The minutes of the meeting specified “That all ye Common Line fence Shall be Deemed & Esteemed Sufficient, when it is made and Maintained According to ye Act of General Assemblely, & not otherwise, Excepting from ye Bound Creek to ye Bridge by ye Two mile brook Landing, and John Bradburys by ye Main River: which Shall be made So as to Secure ye Neck & Then it Shall be accounted Sufficient, & not otherwise.”

Robert Campbell was assigned a very short section of fence, 10 links (about 7 feet).  Of the 74 assignments, only four were shorter.  The longest assignment went to George Day of 561 feet, the average being about 60 feet.  Did Robert own property abutting the fence, or was this just an arbitrary assignment?

Summing all of the assignments, gives a fence that is 66 chains and 60 links in length,  or 0.83 miles.
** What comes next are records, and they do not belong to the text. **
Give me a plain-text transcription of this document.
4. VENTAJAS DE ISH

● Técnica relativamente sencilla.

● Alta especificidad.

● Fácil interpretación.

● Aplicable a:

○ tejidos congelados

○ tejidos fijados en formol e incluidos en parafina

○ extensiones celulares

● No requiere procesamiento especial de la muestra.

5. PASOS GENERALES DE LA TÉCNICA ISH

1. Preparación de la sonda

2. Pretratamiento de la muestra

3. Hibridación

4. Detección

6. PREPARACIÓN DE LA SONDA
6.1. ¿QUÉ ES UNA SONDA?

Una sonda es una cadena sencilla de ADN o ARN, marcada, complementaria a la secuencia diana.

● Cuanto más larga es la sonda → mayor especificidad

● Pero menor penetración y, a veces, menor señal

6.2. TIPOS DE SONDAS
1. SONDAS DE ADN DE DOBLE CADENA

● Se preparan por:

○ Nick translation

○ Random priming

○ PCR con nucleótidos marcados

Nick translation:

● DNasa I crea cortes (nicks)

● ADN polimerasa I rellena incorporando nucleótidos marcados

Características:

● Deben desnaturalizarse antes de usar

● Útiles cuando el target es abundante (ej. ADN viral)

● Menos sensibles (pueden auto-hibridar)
However, from the 1916 historical map, the shortest distance between the Passaic River and Bound Creek is about 2.2 miles.   This discrepancy is most likely due to a relocation of Bound Creek between 1714 and 1916.

If one assumes that the distances from the Passaic River are correct, then Robert Campbell's fence was about 2600 feet south of the river or centered at the current intersection of McCarter Highway and Green Street.  [Latitude/Longitude  40.73079, -74.16864]  That also places the "Two Mile Brook" a few feet south of that point.   Could this be the stream shown in the lower part of the 1668 Map?

Modern Newark Street Map showing estimated location of Robert Campbell's fence assignment based on distance from main river using measurements from April 28, 1714 records.
There are many uncertainties in this analysis.  Bound Creek and Two Mile  Brook disappeared long ago.  The Neck is no longer a marsh and has been expanded into Newark Bay with fill.  Broad Street still exists, but any sign of the fence is gone.  The neighborhood is nothing like the "Home Lotts" of 1714.  It is hard to imagine the homes and fence of 1714 when walking the sidewalk of today's Broad Street.